Feb 09 16:17:43 XXLPitu-Nelliel systemd[1]: headplane.service: Consumed 5.939s CPU time, 147.9M memory peak, 68K read from disk, 124K written to disk, 861.9K incoming IP traffic, 886.5K outgoing IP traffic.
Feb 09 16:17:43 XXLPitu-Nelliel systemd[1]: Started Headscale Web UI.
Feb 09 16:17:44 XXLPitu-Nelliel headplane[527884]: 2026-02-09T15:17:44.841Z [server] INFO: Running Node.js 22.22.0
Feb 09 16:17:44 XXLPitu-Nelliel headplane[527884]: (node:527884) [DEP0040] DeprecationWarning: The `punycode` module is deprecated. Please use a userland alternative instead.
Feb 09 16:17:44 XXLPitu-Nelliel headplane[527884]: (Use `node --trace-deprecation ...` to show where the warning was created)
Feb 09 16:17:44 XXLPitu-Nelliel headplane[527884]: 2026-02-09T15:17:44.972Z [agent] INFO: Using agent cache file at /var/lib/headplane/agent_cache.json
Feb 09 16:17:44 XXLPitu-Nelliel headplane[527884]: 2026-02-09T15:17:44.983Z [agent] INFO: Headplane agent started
Feb 09 16:17:45 XXLPitu-Nelliel headplane[527884]: 2026-02-09T15:17:45.069Z [agent] INFO: tsnet running state path /var/lib/headplane/agent/tailscaled.state
Feb 09 16:17:45 XXLPitu-Nelliel headplane[527884]: 2026-02-09T15:17:45.069Z [agent] INFO: tsnet starting with hostname "headplane-agent", varRoot "/var/lib/headplane/agent"
Feb 09 16:17:45 XXLPitu-Nelliel headplane[527884]: 2026-02-09T15:17:45.069Z [agent] INFO: Authkey is set; but state is NoState. Ignoring authkey.

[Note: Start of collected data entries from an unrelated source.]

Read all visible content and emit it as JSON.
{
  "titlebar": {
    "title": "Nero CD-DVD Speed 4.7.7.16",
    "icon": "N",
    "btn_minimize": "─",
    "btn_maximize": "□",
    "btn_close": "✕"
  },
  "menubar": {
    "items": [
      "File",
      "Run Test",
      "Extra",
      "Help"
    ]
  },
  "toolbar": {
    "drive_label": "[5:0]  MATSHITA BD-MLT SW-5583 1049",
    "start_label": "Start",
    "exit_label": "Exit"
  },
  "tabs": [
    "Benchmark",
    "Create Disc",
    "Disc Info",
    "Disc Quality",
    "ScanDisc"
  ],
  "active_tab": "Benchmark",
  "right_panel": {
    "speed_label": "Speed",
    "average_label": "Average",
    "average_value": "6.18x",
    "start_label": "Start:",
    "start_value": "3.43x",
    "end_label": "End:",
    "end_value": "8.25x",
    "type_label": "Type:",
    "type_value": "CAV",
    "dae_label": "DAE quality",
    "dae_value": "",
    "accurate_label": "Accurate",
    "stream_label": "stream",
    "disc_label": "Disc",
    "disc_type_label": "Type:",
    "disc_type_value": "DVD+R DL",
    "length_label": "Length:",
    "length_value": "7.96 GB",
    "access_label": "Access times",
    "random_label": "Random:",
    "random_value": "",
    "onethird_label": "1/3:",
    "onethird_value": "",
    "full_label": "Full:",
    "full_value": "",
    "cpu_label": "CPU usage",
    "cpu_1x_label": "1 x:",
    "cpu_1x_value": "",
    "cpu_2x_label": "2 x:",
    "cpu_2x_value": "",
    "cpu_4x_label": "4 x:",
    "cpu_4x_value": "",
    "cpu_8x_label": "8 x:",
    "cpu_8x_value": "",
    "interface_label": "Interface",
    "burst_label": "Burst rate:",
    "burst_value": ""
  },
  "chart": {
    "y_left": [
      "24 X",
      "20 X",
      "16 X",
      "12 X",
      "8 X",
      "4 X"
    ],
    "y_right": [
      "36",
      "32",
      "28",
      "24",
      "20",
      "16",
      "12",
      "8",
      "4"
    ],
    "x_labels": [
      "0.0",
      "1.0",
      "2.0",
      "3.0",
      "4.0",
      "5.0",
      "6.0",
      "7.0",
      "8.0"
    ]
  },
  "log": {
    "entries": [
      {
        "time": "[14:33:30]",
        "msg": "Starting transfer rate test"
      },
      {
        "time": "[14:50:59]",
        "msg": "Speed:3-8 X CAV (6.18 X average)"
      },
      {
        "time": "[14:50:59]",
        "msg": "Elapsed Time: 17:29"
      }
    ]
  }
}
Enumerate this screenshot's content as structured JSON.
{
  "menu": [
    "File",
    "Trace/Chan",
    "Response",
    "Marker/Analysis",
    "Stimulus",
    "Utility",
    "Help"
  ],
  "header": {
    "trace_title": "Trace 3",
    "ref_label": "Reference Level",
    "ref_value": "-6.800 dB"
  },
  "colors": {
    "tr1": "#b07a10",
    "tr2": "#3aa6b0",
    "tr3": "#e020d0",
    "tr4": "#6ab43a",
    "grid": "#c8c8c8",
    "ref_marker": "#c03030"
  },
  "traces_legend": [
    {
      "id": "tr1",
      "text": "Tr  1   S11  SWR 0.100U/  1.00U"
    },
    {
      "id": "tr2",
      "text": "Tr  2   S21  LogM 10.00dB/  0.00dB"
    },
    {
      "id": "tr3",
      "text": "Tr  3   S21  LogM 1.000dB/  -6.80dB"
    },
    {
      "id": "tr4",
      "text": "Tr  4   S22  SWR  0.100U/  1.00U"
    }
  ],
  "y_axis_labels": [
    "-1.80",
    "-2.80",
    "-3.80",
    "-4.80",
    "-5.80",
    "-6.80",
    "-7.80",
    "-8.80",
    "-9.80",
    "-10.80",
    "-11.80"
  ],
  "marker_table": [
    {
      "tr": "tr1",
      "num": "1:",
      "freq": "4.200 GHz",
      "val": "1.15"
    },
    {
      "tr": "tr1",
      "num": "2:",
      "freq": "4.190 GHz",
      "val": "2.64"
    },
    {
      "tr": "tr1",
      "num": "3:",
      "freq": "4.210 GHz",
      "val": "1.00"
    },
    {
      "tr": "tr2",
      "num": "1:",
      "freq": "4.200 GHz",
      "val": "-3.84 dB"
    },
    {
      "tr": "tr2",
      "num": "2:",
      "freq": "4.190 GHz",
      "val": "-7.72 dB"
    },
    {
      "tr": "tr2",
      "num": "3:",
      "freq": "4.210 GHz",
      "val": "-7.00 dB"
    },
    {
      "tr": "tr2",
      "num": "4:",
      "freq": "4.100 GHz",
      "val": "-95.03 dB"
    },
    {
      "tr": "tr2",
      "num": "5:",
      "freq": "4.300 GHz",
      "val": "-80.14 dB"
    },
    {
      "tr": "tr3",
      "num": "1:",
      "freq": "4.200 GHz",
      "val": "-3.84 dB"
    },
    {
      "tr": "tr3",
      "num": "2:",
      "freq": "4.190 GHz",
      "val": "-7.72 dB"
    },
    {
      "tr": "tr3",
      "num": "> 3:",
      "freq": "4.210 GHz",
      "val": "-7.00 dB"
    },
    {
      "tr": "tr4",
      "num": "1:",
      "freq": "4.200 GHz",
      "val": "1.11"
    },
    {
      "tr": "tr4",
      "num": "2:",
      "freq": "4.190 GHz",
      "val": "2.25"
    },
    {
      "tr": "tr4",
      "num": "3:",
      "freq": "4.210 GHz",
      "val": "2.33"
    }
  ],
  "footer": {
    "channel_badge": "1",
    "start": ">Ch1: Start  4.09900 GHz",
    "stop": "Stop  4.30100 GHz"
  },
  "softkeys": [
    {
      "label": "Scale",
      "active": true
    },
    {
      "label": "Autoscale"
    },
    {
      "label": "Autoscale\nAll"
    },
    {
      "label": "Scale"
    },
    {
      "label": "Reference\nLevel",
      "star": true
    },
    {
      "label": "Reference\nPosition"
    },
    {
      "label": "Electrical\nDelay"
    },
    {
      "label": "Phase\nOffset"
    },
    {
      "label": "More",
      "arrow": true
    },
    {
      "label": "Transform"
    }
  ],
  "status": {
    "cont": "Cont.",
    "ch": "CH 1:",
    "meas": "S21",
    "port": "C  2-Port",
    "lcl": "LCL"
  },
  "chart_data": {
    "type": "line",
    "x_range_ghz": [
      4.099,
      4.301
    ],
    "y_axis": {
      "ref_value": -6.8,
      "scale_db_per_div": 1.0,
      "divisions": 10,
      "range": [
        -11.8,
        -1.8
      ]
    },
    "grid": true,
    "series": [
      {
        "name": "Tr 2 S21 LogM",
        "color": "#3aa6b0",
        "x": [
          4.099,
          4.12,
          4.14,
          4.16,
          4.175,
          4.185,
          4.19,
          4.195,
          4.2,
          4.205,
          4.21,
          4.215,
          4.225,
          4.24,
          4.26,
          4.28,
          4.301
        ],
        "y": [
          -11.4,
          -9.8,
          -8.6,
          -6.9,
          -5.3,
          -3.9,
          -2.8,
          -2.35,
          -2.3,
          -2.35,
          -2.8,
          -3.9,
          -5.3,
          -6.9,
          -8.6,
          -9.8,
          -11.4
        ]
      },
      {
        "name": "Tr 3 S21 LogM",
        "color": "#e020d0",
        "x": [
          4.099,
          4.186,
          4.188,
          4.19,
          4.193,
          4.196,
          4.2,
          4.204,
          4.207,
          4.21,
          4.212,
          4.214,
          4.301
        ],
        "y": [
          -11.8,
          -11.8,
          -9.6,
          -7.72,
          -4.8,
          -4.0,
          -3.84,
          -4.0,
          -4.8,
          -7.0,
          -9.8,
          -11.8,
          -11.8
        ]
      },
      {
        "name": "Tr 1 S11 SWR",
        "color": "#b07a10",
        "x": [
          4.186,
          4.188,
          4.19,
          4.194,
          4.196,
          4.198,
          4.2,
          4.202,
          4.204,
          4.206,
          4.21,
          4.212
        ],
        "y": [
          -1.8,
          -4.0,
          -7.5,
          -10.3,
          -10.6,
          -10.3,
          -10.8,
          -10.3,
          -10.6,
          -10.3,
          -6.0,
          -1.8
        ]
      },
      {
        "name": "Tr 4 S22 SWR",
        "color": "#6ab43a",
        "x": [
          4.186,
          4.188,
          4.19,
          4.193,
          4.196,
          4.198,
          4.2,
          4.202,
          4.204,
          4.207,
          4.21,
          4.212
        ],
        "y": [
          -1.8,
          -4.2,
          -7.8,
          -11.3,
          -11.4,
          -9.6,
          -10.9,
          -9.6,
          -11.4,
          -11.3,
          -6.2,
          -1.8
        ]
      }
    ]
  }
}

Re-run with TSNET_FORCE_LOGIN=1 to force use of authkey.
Feb 09 16:17:45 XXLPitu-Nelliel headplane[527884]: 2026-02-09T15:17:45.071Z [config] INFO: Found a valid Headscale configuration file at /nix/store/5v6xz6dw0j01j7bc7zhxdj1ggm0s3md6-headscale.yml
Feb 09 16:17:45 XXLPitu-Nelliel headplane[527884]: 2026-02-09T15:17:45.072Z [config] WARN: Headscale configuration file at /nix/store/5v6xz6dw0j01j7bc7zhxdj1ggm0s3md6-headscale.yml is not writable
Feb 09 16:17:45 XXLPitu-Nelliel headplane[527884]: 2026-02-09T15:17:45.120Z [config] ERROR: Error validating Headscale configuration:
Feb 09 16:17:45 XXLPitu-Nelliel headplane[527884]: 2026-02-09T15:17:45.121Z [config] ERROR:  - (0): dns.extra_records must be an array (was null)
Feb 09 16:17:45 XXLPitu-Nelliel headplane[527884]: 2026-02-09T15:17:45.121Z [config] INFO: Using Proc integration
Feb 09 16:17:45 XXLPitu-Nelliel headplane[527884]: 2026-02-09T15:17:45.159Z [config] INFO: Found headscale serve (PID 526936)
Feb 09 16:17:45 XXLPitu-Nelliel headplane[527884]: 2026-02-09T15:17:45.330Z [server] INFO: Running on 127.0.0.1:3001
Feb 09 16:17:47 XXLPitu-Nelliel headplane[527884]: 2026-02-09T15:17:47.253Z [agent] INFO: Connected to Tailnet (PublicKey: nodekey:f7bc17d48da95981caea9bced427e6073a1421b951cabf240e9d6cd8173e8b47)
Feb 09 16:17:47 XXLPitu-Nelliel headplane[527884]: 2026-02-09T15:17:47.256Z [agent] INFO: Headplane agent is ready and serving queries
Feb 09 16:17:50 XXLPitu-Nelliel headplane[527884]: 2026-02-09T15:17:50.047Z [agent] INFO: AuthLoop: state is Running; done

[WolfspiritM]

This problem only appears when the preauth key is tagged and the agent then belongs to the new "tagged-devices" service account. If I switch over to creating a personal preauth token for my account it works fine. It seems like the agent can't reconnect if it is tagged.

[rhoriguchi]

Hi @tale could you please take a look at this issue. It's kinda annoying to have a new agent entry after each service restart.

[tale]

Hey everybody, I'm well aware of this issue and I've been looking into it extensively. I think there's a few different problems here to deal with and I'm making progress on it for 0.7.0:

1. Auth keys should only be needed once. Tailscale's own docs say that tsnet services only need the auth key on first startup to join the tailnet and once they have persistent state the key is ignored entirely. My solution in 0.7.0 is to have Headplane automatically generate a non-ephemeral, non-reusable, tag-only key with a 5-minute expiry so the agent can complete the initial handshake and move on. No more manual key management required.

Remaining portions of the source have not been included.